Enter the following command to run the evaluation:

`promptfoo eval --no-progress-bar --no-cache`

Let's understand what these command flags do and why we're using them:

**--no-progress-bar:** We're disabling the progress bar because we're running this in a Jupyter notebook environment. While progress bars are helpful when running evaluations in a terminal, they can create visual clutter in our notebook output.

**--no-cache:** This flag tells PromptFoo to generate fresh results for every evaluation rather than using any cached responses. While caching is valuable in production environments to save time and reduce API costs, for learning purposes we want to see new results each time we run our evaluation. This helps us:

- Observe how the model's responses might vary
- Ensure we're not looking at stored results from previous runs
- Get a true sense of the model's performance

**NOTE:** In a real-world scenario, you might omit these flags to take advantage of PromptFoo's progress tracking and caching features. However, for this learning exercise, getting fresh, clear results helps us better understand how our classification system performs.

After running this command, PromptFoo will:
1. Process each email in our test dataset
2. Send them to our configured Bedrock models
3. Apply our Python-based assertions to evaluate the responses
4. Generate a detailed report of the results

Let's run the evaluation and examine the results...

In [None]:
!promptfoo eval --no-progress-bar --no-cache

**IMPORTANT**: In order to share the results of your evaluation and to see a more indept analysis of the resutls you'll need to create an **free** account with [PromptFoo](https://www.promptfoo.app/welcome). You'll only need to run this command once for thie workshop.

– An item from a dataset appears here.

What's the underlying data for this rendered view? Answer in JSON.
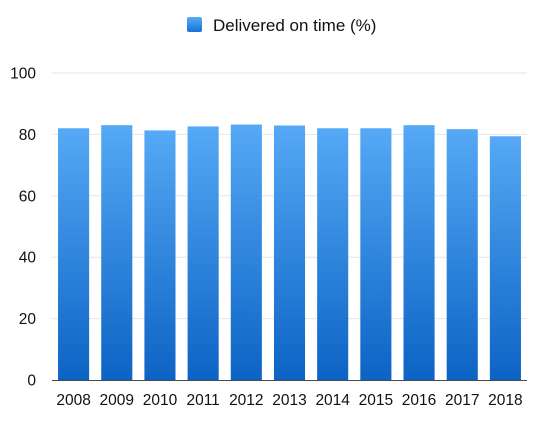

The commmand is prepared below you just need to insert your API key in the command below. Be sure to remove the `<` and `>` when you paste in your API key

In [None]:
!promptfoo auth login --host https://api.promptfoo.app --api-key <insert your api key here>

### Sharing Your Evaluation Results
Once you've run your evaluation, and have completed the `promptfoo auth` authentication command above, you can share the results with teammates or save them for later reference. PromptFoo provides a convenient way to do this using the share command:

`promptfoo share`

When you run this command, PromptFoo will:

- Generate a unique, publicly accessible URL for your evaluation results
- Display the URL in your terminal like this:
```plaintext
View results: https://app.promptfoo.dev/eval/f:91b9ea8a-174c-4129-9c52-774c34c96ea4
```
When you visit this URL, you'll see the same detailed evaluation results that you would see in the local web viewer, but now they're accessible to anyone with the link. This is especially useful for:

- Collaborating with team members on improving the classification system
- Documenting your evaluation results for future reference
- Comparing results across different iterations of your prompts
- Creating snapshots of your system's performance at different stages

Keep in mind that these shared results will remain accessible via the URL, so you can always refer back to them even after making changes to your evaluation setup.

In [None]:
!promptfoo share

This will open a web interface where you can explore the results in depth.

## 4. Identifying strengths and weaknesses

Examine the results in the web viewer. Pay attention to:
1. Overall accuracy: What percentage of emails were correctly classified?
2. Performance by category: Are some categories more accurately classified than others?
3. Misclassifications: Look at emails that were incorrectly categorized. Can you identify any patterns?

## Conclusion

In this lab, we've set up and run our first evaluation of the GlobalMart Email Classification System using Promptfoo and Amazon Bedrock. We've learned how to create prompts, define test cases, and analyze the results of our evaluation.